No entanto, ainda existiam pessoas de alma boa no mundo. Um desconhecido presenteou-me com um Arizona. A fumaça deixava os meus olhos vermelhos como mercúrio cromo. Senti um tremor na cintura. Pensei que fosse o pager vibrando, mas era o estômago que roncava. Minha vida dava um livro. Um livro da Cassandra Rios. Desci da magrela. Cismei de futricar num monte de entulhos em busca de algo que tivesse algum valor gregário para ser vendido. Precisava de grana. Não ia pedir, muito menos, roubar alguém. Usando um rodo quebrado, vasculhei os resíduos. Uma caixa de disquetes. Uma roda de fusca. Uma finca. Uma fita cassete. Uma lamparina. Uma Playboy com a Betty Faria na capa. Uma embalagem de cigarrinhos de chocolate ao leite. Uma bobina. Um Modess usado. Um retroprojetor seminovo. Uma bola de cobertão rasgada. Uma seringa de vidro. Um velocípede faltando uma roda. Uma lata de leite Ninho. Tacos de pinho. Um pôster do Flamengo, Campeão Mundial de 1981. Parte de um carrinho de rolimã. A carcaça de um bichano. A abreugrafia de um tal Raimundo Nonato.
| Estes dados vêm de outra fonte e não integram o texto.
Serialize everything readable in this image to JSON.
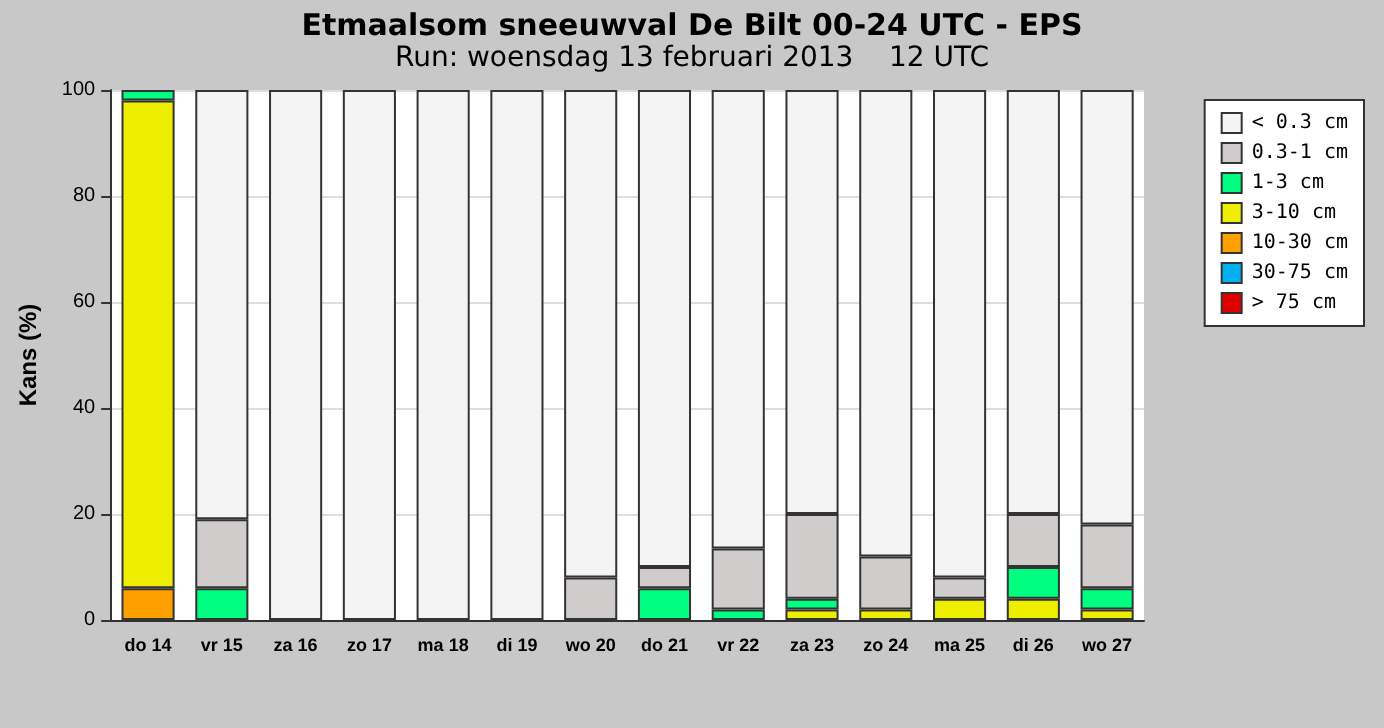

Abri o sapeca-negrinho sobre a calçada e comecei a juntar o meu pequeno tesouro. Tinha a esperança de vender as quinquilharias no ferro-velho do Devair. Pedalei por meia hora, sei lá usando que força. Encontrei o depósito fechado, muito tumulto na porta e homens vestidos com indumentárias brancas que mais pareciam uniforme de astronauta. A polícia tinha feito um cordão de isolamento e ameaçava bater no povo. Perguntei para um transviado que carregava um poodle cor-de-rosa no colo, o que tinha sucedido. Esbanjando frescura, o hippie efeminado respondeu que o Devair tinha aberto a marretadas um equipamento subtraído de um hospital abandonado no centro da capital. Parecia que a geringonça, chamada cápsula de césio, era bastante perigosa, pois, a despeito de possuir um conteúdo colorido, reluzente e encantador, estava derretendo a pele das pessoas até os ossos.
O dia estava perdido. Abandonei as sucatas na calçada e vazei. Só me restava render uma homenagem a Betty Faria, assim que chegasse em casa.